721:
When I get up in the morning, the first
thing I do is eat. It’s a routine most people observe, young and old. It often
involves milk. There’s a vague sense that protein is needed to start the day,
an ingrained habit, often a ‘corn flakes and milk’ habit. Kids go for cereal
and milk, which makes it easier to get them to eat something for breakfast.
Milk is central to breakfast and therefore great for the milk industry.
My milk, if I use it, comes
from soy beans or rice or oats, but traditionally milk comes from cows.
Children use milk, as it’s associated with sweet things, used with sweet
cereal, and kids grow up believing milk is essential food. They’re told that
it’s ‘given’ willingly and comfortably by cows.
That’s all they need to
believe for an uninhibited milk-habit to form. From the parents’ point of view
it’s a great food, it’s fresh, it’s cheap (subsidized) and available from any
corner shop. Milk is found in every fridge. Children drink lots of it and so do
adults. It is an unquestioned food, and yet how it comes to us is a mystery to
most people, other than it comes from cows. Most people wouldn’t think that
milk involves cruelty and death, but it does.
Cows
get killed for milk, and their calves too. The dairy cow must be made pregnant
to stimulate her mammary glands to secrete milk. Simple biology. And because
humans want the milk, the calf isn’t allowed to drink it. So once it is born,
the calf has served its chief purpose and, unless it’s a female destined for
the herd, it is usually killed, either for veal whilst still very young or
fattened in a beef herd and then killed when fat enough.
If
a female calf is produced, she may be put with the dairy herd and milked and
impregnated for seven or so years, after which, as a milked-out dairy cow, she
is sent to the abattoir - some 10 years short of her natural life span. Her
milk output will, by that time, have dropped below the commercially viable
level which has earned her the gratitude of the farmer?

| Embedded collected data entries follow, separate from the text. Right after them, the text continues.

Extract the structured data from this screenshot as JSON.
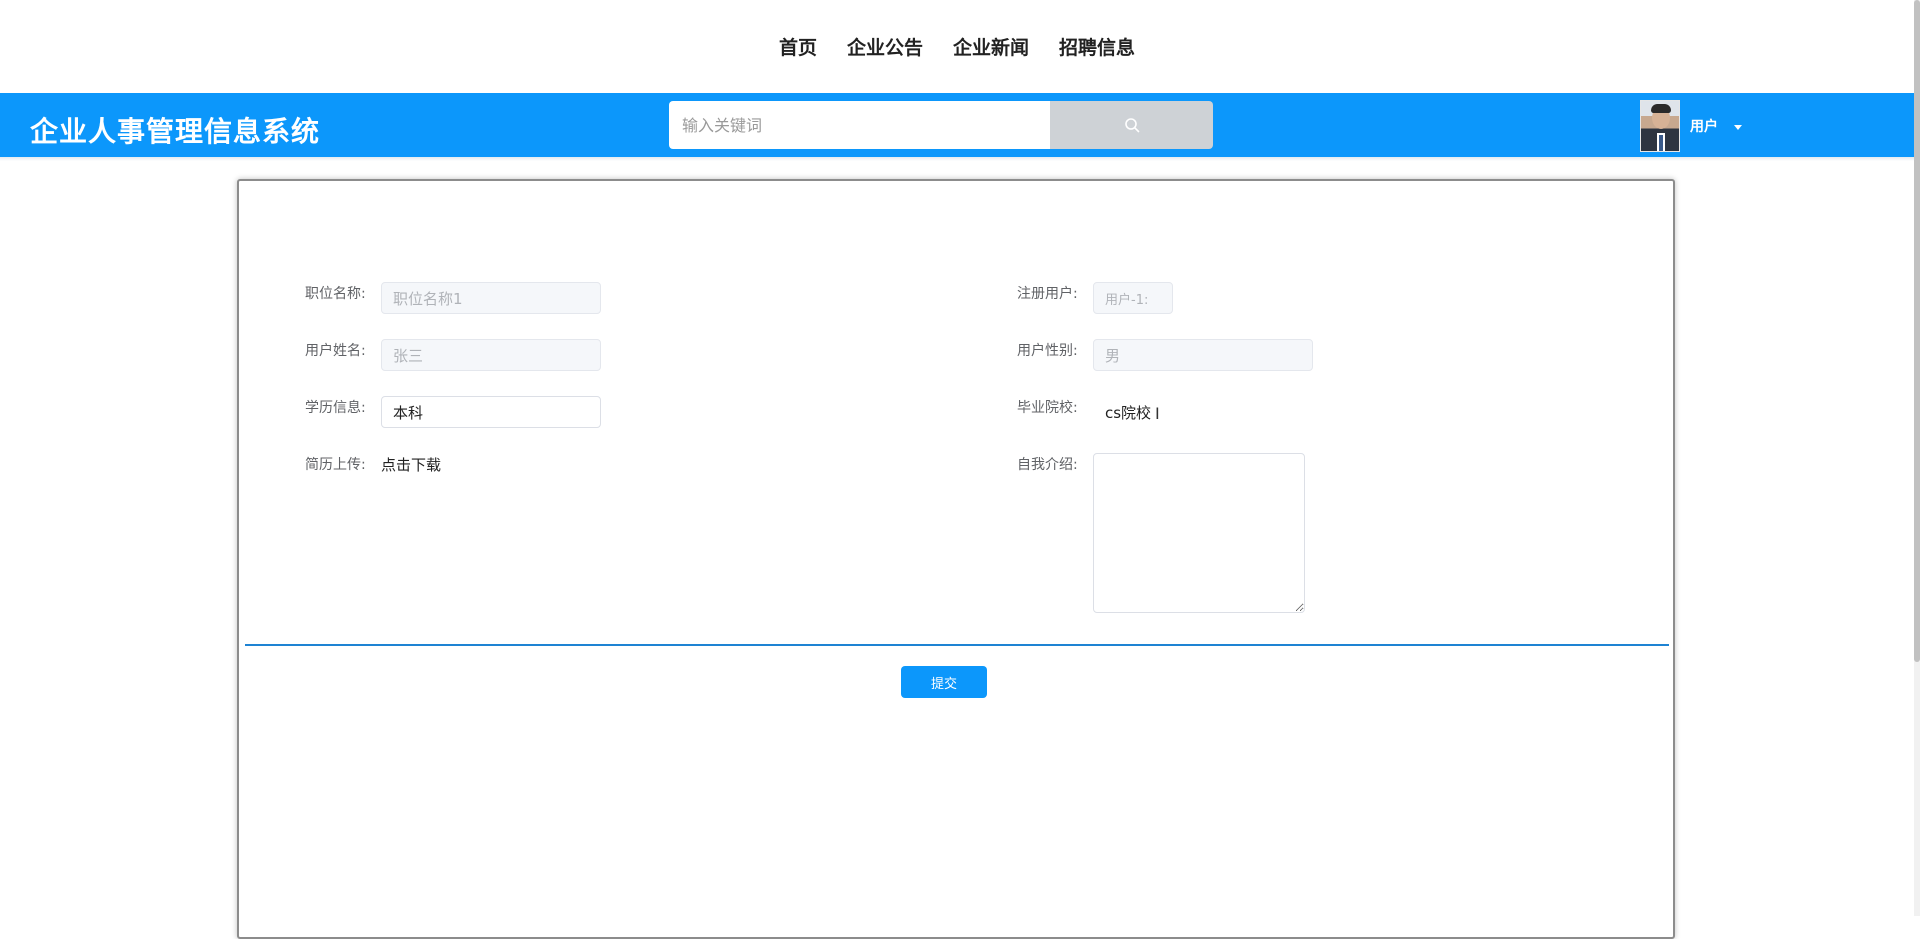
{
  "nav": {
    "items": [
      "首页",
      "企业公告",
      "企业新闻",
      "招聘信息"
    ]
  },
  "header": {
    "site_title": "企业人事管理信息系统",
    "search_placeholder": "输入关键词",
    "user_name": "用户"
  },
  "form": {
    "job_title": {
      "label": "职位名称:",
      "value": "职位名称1"
    },
    "account": {
      "label": "注册用户:",
      "value": "用户-1:"
    },
    "real_name": {
      "label": "用户姓名:",
      "value": "张三"
    },
    "gender": {
      "label": "用户性别:",
      "value": "男"
    },
    "education": {
      "label": "学历信息:",
      "value": "本科"
    },
    "school": {
      "label": "毕业院校:",
      "value": "cs院校"
    },
    "resume": {
      "label": "简历上传:",
      "link": "点击下载"
    },
    "intro": {
      "label": "自我介绍:",
      "value": ""
    },
    "submit_label": "提交"
  },
  "colors": {
    "accent": "#0c97fb",
    "divider": "#1e83d3"
  },
  "icons": {
    "search": "search-icon",
    "caret": "caret-down-icon",
    "avatar": "avatar-photo"
  }
}
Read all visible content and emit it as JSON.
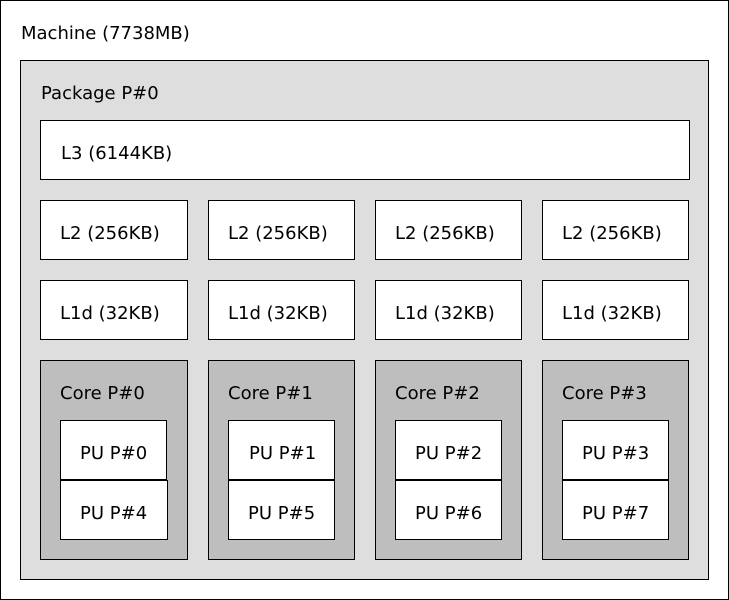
{
  "machine": {
    "label": "Machine (7738MB)"
  },
  "package": {
    "label": "Package P#0"
  },
  "l3": {
    "label": "L3 (6144KB)"
  },
  "l2": [
    "L2 (256KB)",
    "L2 (256KB)",
    "L2 (256KB)",
    "L2 (256KB)"
  ],
  "l1d": [
    "L1d (32KB)",
    "L1d (32KB)",
    "L1d (32KB)",
    "L1d (32KB)"
  ],
  "cores": [
    {
      "label": "Core P#0",
      "pus": [
        "PU P#0",
        "PU P#4"
      ]
    },
    {
      "label": "Core P#1",
      "pus": [
        "PU P#1",
        "PU P#5"
      ]
    },
    {
      "label": "Core P#2",
      "pus": [
        "PU P#2",
        "PU P#6"
      ]
    },
    {
      "label": "Core P#3",
      "pus": [
        "PU P#3",
        "PU P#7"
      ]
    }
  ],
  "colors": {
    "machine_bg": "#ffffff",
    "package_bg": "#dedede",
    "cache_bg": "#ffffff",
    "core_bg": "#bebebe",
    "pu_bg": "#ffffff",
    "border": "#000000"
  }
}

No. It simply makes her
no longer useful and therefore expendable.
Milk
production is something most people don't want to know about in case it forces
them to associate it with animal cruelty. If they turn away from milk on
ethical grounds they will have to turn away from all the thousands of food items
made with milk. And that wouldn’t go down too well with kids, which is why they
are never told about cruelty to dairy cows and calves.